NVIDIA has officially rolled out general availability for the highly anticipated GEMMA 3n model, now optimized for both NVIDIA RTX GPUs and Jetson edge devices. This marks a significant leap forward in on-device artificial intelligence, with Gemma 3n delivering powerful multimodal capabilities and innovative memory efficiency for developers and AI enthusiasts.

Gemma 3n: Expanding Multimodal AI with Audio, Vision, and Text

First previewed by Google DeepMind at Google I/O 2025, Gemma 3n builds on its predecessor’s foundation by introducing robust audio capabilities alongside existing vision and text processing. The model integrates leading research components:

  • Universal Speech Model for advanced audio understanding
  • MobileNet v4 for efficient vision tasks
  • MatFormer for sophisticated text handling

This holistic approach enables developers to build applications that seamlessly interpret and generate content across multiple data types, all on-device.

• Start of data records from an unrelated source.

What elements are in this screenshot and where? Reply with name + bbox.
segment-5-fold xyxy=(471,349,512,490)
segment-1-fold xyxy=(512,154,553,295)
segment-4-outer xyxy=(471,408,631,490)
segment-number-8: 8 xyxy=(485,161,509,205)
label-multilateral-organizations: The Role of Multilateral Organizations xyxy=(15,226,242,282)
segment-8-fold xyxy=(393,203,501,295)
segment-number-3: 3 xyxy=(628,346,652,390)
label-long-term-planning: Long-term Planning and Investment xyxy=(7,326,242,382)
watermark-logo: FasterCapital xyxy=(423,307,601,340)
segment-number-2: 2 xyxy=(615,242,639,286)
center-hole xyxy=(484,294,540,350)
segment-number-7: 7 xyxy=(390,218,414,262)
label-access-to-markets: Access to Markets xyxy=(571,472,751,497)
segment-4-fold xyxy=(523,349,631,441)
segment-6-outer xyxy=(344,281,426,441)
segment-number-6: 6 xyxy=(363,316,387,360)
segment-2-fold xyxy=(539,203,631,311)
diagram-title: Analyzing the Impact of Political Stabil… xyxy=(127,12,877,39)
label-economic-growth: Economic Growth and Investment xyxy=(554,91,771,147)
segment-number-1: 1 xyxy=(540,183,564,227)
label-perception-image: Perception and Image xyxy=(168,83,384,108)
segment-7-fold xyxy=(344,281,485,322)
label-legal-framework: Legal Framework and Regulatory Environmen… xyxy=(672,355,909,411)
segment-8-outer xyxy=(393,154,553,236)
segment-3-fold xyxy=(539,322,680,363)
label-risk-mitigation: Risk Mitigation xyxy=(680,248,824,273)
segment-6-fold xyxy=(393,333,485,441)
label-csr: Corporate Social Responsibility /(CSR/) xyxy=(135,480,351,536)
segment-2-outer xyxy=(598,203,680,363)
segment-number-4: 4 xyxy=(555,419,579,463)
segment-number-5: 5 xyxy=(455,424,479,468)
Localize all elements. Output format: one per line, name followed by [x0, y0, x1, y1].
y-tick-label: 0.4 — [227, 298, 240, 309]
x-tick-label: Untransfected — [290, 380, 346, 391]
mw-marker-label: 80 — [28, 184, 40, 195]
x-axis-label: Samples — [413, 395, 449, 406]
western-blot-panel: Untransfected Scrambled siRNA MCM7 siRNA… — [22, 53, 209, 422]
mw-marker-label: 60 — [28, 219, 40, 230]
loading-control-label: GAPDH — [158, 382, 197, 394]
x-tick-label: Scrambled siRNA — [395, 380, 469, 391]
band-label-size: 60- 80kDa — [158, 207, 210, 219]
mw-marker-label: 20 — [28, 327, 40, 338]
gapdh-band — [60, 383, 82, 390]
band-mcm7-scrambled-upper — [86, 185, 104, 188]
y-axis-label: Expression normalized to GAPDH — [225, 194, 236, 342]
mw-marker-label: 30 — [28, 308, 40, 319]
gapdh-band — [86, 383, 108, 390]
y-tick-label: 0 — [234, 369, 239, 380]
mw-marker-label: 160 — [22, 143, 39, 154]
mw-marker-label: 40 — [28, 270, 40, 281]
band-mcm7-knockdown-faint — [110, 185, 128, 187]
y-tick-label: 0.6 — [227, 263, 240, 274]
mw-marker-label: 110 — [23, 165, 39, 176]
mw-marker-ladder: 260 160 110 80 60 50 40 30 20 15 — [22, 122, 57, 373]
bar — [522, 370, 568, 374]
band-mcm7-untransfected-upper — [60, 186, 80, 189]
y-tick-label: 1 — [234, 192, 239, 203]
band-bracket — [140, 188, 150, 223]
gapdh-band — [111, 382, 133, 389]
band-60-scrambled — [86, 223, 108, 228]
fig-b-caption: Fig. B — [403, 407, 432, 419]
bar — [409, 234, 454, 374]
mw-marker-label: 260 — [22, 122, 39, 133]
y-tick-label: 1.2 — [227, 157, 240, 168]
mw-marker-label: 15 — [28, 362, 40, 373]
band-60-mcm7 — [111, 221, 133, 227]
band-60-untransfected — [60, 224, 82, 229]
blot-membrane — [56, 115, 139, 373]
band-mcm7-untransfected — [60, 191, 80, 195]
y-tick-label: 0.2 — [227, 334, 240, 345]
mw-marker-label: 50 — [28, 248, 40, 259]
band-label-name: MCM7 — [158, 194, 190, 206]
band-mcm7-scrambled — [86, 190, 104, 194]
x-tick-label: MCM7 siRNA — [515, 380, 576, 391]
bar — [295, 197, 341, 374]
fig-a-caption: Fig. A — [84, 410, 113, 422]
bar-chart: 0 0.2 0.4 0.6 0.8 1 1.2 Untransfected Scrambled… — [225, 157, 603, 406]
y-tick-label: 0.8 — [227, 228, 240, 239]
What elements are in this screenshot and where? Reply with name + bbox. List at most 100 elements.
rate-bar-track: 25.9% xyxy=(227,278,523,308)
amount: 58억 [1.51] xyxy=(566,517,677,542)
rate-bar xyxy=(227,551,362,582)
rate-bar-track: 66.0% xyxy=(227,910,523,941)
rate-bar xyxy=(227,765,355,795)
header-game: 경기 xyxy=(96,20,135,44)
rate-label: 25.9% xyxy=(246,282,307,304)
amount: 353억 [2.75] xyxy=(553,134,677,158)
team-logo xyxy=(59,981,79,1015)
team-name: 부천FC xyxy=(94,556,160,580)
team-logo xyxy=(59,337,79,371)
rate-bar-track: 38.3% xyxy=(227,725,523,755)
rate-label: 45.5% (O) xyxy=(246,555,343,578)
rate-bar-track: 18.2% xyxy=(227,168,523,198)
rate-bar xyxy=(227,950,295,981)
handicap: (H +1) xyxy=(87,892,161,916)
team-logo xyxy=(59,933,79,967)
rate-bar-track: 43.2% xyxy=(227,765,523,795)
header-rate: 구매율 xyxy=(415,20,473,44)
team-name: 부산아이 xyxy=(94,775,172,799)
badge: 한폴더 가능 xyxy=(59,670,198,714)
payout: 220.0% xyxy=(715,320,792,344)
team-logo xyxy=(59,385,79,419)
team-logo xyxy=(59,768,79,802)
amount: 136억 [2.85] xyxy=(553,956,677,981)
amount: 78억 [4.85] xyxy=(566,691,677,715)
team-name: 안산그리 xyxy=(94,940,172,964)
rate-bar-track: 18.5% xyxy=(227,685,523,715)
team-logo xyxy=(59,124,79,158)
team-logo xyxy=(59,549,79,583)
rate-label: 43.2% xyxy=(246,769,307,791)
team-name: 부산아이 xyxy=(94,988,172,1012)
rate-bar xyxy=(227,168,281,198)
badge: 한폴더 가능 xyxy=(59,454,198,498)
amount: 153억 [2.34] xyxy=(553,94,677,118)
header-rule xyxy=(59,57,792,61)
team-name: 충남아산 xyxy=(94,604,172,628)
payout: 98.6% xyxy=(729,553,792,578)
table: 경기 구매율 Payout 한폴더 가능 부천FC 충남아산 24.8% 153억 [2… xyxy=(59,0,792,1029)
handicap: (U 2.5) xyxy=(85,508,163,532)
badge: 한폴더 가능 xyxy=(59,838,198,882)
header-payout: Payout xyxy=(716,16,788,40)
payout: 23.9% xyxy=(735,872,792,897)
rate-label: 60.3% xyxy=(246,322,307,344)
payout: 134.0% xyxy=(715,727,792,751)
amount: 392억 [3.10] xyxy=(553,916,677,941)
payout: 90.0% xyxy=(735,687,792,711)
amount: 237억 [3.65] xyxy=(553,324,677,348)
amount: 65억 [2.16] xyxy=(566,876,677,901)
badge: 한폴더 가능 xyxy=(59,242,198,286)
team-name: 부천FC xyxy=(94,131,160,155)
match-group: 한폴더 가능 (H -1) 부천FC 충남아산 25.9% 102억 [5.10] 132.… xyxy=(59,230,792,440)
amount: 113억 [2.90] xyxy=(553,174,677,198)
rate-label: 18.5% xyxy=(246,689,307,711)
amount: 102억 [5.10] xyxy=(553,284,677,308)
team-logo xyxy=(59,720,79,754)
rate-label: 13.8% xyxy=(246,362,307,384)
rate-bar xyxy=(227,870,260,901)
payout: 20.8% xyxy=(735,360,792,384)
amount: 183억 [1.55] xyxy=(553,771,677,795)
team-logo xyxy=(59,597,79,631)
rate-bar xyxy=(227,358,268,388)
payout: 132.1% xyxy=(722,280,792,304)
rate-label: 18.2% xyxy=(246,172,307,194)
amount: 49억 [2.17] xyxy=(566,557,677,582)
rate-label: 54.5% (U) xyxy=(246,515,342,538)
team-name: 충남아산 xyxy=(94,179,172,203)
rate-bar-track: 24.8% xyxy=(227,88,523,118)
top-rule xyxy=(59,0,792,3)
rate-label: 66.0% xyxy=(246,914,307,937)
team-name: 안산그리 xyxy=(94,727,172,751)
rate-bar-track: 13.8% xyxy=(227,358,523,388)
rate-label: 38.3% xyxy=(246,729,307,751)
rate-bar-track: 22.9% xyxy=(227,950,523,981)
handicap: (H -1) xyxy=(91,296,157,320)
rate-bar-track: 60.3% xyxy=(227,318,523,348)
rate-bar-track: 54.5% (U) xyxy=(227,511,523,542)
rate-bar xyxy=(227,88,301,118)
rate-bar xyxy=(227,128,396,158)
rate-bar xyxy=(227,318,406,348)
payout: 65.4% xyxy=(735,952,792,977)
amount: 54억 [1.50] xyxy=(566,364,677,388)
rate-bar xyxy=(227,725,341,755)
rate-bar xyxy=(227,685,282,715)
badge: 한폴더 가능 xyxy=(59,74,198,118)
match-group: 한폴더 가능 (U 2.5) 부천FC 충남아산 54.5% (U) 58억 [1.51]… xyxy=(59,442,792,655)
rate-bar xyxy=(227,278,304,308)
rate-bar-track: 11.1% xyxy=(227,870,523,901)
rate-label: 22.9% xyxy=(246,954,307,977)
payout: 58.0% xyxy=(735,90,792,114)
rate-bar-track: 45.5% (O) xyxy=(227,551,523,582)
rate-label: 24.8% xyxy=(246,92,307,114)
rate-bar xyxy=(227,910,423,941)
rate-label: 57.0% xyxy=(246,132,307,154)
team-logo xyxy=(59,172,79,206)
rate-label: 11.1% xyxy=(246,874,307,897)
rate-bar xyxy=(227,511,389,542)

Per-Lay Embeddings: Breakthrough in Memory Efficiency

A standout feature in Gemma 3n is the introduction of Per-Lay Embeddings. This technology dramatically reduces RAM requirements, allowing models with as many as 8 billion parameters to operate within the memory footprint of a typical 4 billion-parameter model. This innovation empowers developers to deploy higher-quality AI models even in resource-constrained environments, such as edge devices and robotics.

Model Specifications

Model name Raw Parameters Input Context Length Output Context Length Size on Disk
E2B 5B 32K 32K subtracting request input 1.55GB
E4B 8B 32K 32K subtracting request input 2.82GB

Gemma 3n’s lightweight and dynamic architecture is a perfect match for NVIDIA Jetson devices, which are widely used in robotics, smart cameras, and other edge AI applications. Developers can now leverage Gemma 3n to build smarter, more responsive systems that operate efficiently at the edge.

Join the Gemma 3n Impact Challenge

NVIDIA is inviting developers to participate in the Gemma 3n Impact Challenge on Kaggle. The competition encourages the use of Gemma 3n to drive positive change in fields such as accessibility, education, healthcare, environmental sustainability, and crisis response. Cash prizes start at $10,000, with special recognition for solutions optimized for Jetson and other on-device deployments.

Seamless Deployment for Windows Developers and AI Enthusiasts

With NVIDIA RTX AI PCs, deploying Gemma 3n is easier than ever. Developers and enthusiasts can use the Ollama platform to run Gemma 3n models locally, benefiting from RTX acceleration in popular applications like AnythingLLM and LM Studio.

Quick Start Guide:

ollama pull gemma3n:e4b
ollama run gemma3n:e4b "Summarize Shakespeare’s Hamlet"

NVIDIA’s collaboration with Ollama ensures that RTX GPUs deliver peak performance for Gemma 3n, thanks to backend optimizations built on the GGML library.

Customizing Gemma 3n with NVIDIA NeMo Framework

For organizations seeking tailored AI solutions, Gemma 3n models are now available on Hugging Face and fully compatible with the open-source NVIDIA NeMo Framework. NeMo enables end-to-end workflows for fine-tuning large language and multimodal models, including:

  • Data Curation: High-quality dataset preparation with NeMo Curator
  • Fine-Tuning: Efficient adaptation using LoRA, PEFT, or full parameter tuning
  • Evaluation: Rigorous model assessment with NeMo Evaluator

This streamlined process allows enterprises to achieve higher accuracy and relevance with their AI deployments.

NeMo Microservices

Commitment to Open Source and AI Transparency

NVIDIA continues to champion open-source AI, contributing hundreds of projects and supporting open models like Gemma. This commitment fosters transparency, safety, and resilience in the AI community, empowering developers worldwide to collaborate and innovate.